Lars Klingbeil wants to clarify the SPD’s Russia course


EIt was supposed to be an internal meeting, without much fanfare. But it was not only Moscow’s troop deployment on the border with Ukraine that gave explosiveness to the discussion between almost 20 social democrats on Monday afternoon, which was supposed to be about dealing with Russia. Former Chancellor Gerhard Schröder was added as an unappointed advertising drummer. “I really hope that the saber-rattling in Ukraine will finally stop,” said the 77-year-old former prime minister at the weekend.

Schröder acted as if Kiev were about to invade Greater Russia. Blaming Berlin from Ukraine would “knock the bottom out,” Schröder rumbled, referring to Germany’s controversial refusal to supply arms to Kiev. The Russian leadership could have no interest in “intervening militarily in Ukraine,” Schröder shared his world view in a podcast.

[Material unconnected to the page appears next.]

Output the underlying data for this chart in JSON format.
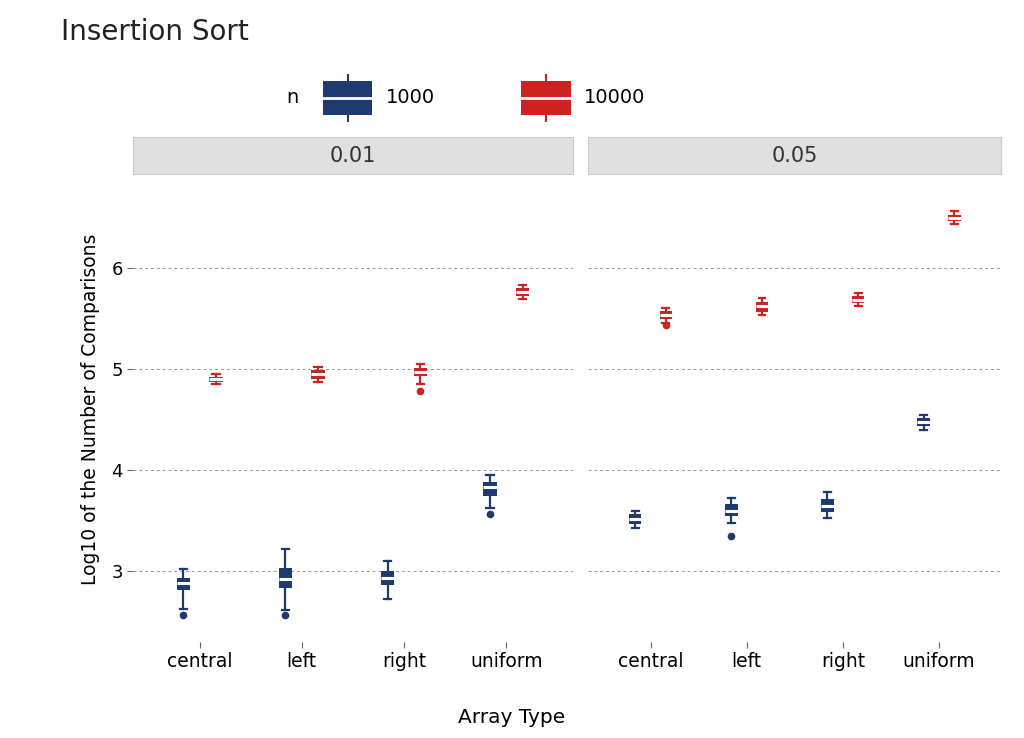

In the SPD, Schröder’s words initially went uncommented. Only foreign policy expert Michael Roth said he had “complete understanding” for Ukraine’s need for protection, “that has nothing to do with saber-rattling”. On Monday morning, SPD chairman Lars Klingbeil also stepped away from the former chancellor; he counts Schröder among his friends and once worked as a student in his constituency office. “Many can express themselves,” he said about Schröder’s initiative. “But we, the current SPD leadership, will decide,” of course together with Chancellor Olaf Scholz. The escalation comes from Russia. Now it’s a matter of “having as many talks as possible” and “organizing peace”.

Union criticizes Schroeder

Many in the SPD are annoyed that Schröder is driving his party into the parade again. The Union used the former Chancellor’s statements to annoy the Social Democrats. Hamburg’s CDU state chairman Christoph Ploß demanded that Schröder lose his office in the Bundestag along with his staff, a privilege to which all former chancellors are entitled.